In David A. Zimmerman's new book Deliver Us From Me-Ville he suggests that the next time you leave church, you go home and ask yourself these five questions:
1. What did I see today that I am more interested in preserving than Jesus would be?
2. What did I see today that I am more frustrated by than Jesus would be?
3. Where was I tempted to lead more aggressively than Jesus would?
4. Where was I tempted to let pass what Jesus would confront?
5. Who needed to experience the love of God today and didn't? Why not?
These are also really great gut-check questions to ask about your church. Where are you spending time on things that you think Jesus wouldn't mess with? And where do you need to spend more time on things that you think Jesus would really care about?

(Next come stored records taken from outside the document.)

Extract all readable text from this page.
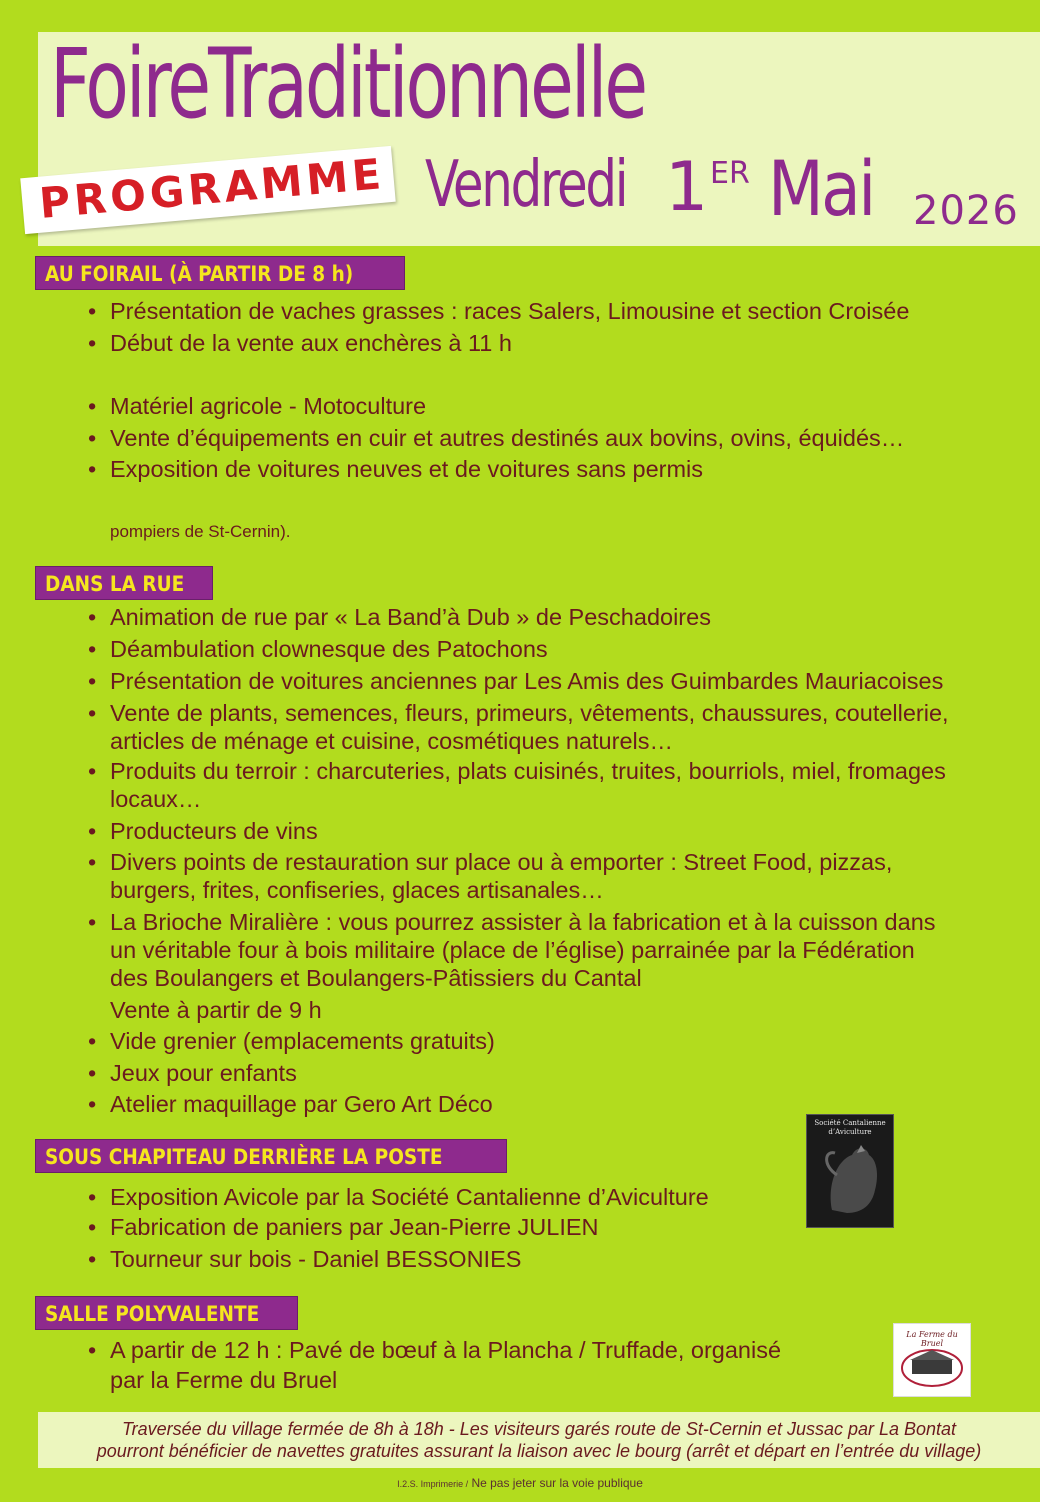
FoireTraditionnelle
PROGRAMME Vendredi 1 ER Mai 2026
AU FOIRAIL (À PARTIR DE 8 h)
• Présentation de vaches grasses : races Salers, Limousine et section Croisée
• Début de la vente aux enchères à 11 h
• Matériel agricole - Motoculture
• Vente d’équipements en cuir et autres destinés aux bovins, ovins, équidés…
• Exposition de voitures neuves et de voitures sans permis
pompiers de St-Cernin).
DANS LA RUE
• Animation de rue par « La Band’à Dub » de Peschadoires
• Déambulation clownesque des Patochons
• Présentation de voitures anciennes par Les Amis des Guimbardes Mauriacoises
• Vente de plants, semences, fleurs, primeurs, vêtements, chaussures, coutellerie,
articles de ménage et cuisine, cosmétiques naturels…
• Produits du terroir : charcuteries, plats cuisinés, truites, bourriols, miel, fromages
locaux…
• Producteurs de vins
• Divers points de restauration sur place ou à emporter : Street Food, pizzas,
burgers, frites, confiseries, glaces artisanales…
• La Brioche Miralière : vous pourrez assister à la fabrication et à la cuisson dans
un véritable four à bois militaire (place de l’église) parrainée par la Fédération
des Boulangers et Boulangers-Pâtissiers du Cantal
Vente à partir de 9 h
• Vide grenier (emplacements gratuits)
• Jeux pour enfants
• Atelier maquillage par Gero Art Déco
SOUS CHAPITEAU DERRIÈRE LA POSTE
• Exposition Avicole par la Société Cantalienne d’Aviculture
• Fabrication de paniers par Jean-Pierre JULIEN
• Tourneur sur bois - Daniel BESSONIES
Société Cantalienne d’Aviculture
SALLE POLYVALENTE
• A partir de 12 h : Pavé de bœuf à la Plancha / Truffade, organisé
par la Ferme du Bruel
La Ferme du Bruel
Traversée du village fermée de 8h à 18h - Les visiteurs garés route de St-Cernin et Jussac par La Bontat
pourront bénéficier de navettes gratuites assurant la liaison avec le bourg (arrêt et départ en l’entrée du village)
I.2.S. Imprimerie / Ne pas jeter sur la voie publique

Wow, if those questions don’t get you thinking, what will? These really all go back to the question that Charles Sheldon posed in his book In His Steps. The question that became popular again a few years ago—“What would Jesus do?” Too often, we come up with simplistic answers to this question. Far too often, the answers are not simple. Jesus tells us to love our neighbor; I get that, but how? Do we love our neighbor by giving them a fish, or by teaching them to fish? Do we love our neighbor by giving them a hand out or a hand up? Too often, we take the easy road: the fish and the hand out. I don’t think that this is really what Jesus would do. Yes, He fed the 4,000 and the 5,000, but he also knew when the people were coming for the wrong reasons (free food and not to learn more of the Kingdom of God.)
Do I always do what Jesus would do? Sadly, no. I wish I could say differently, but the fact remains, I am still human and fail to do the right thing. Does that mean I quit trying to do the right thing? Of course not! What would Jesus have me do? Do my best, and trust God for the rest.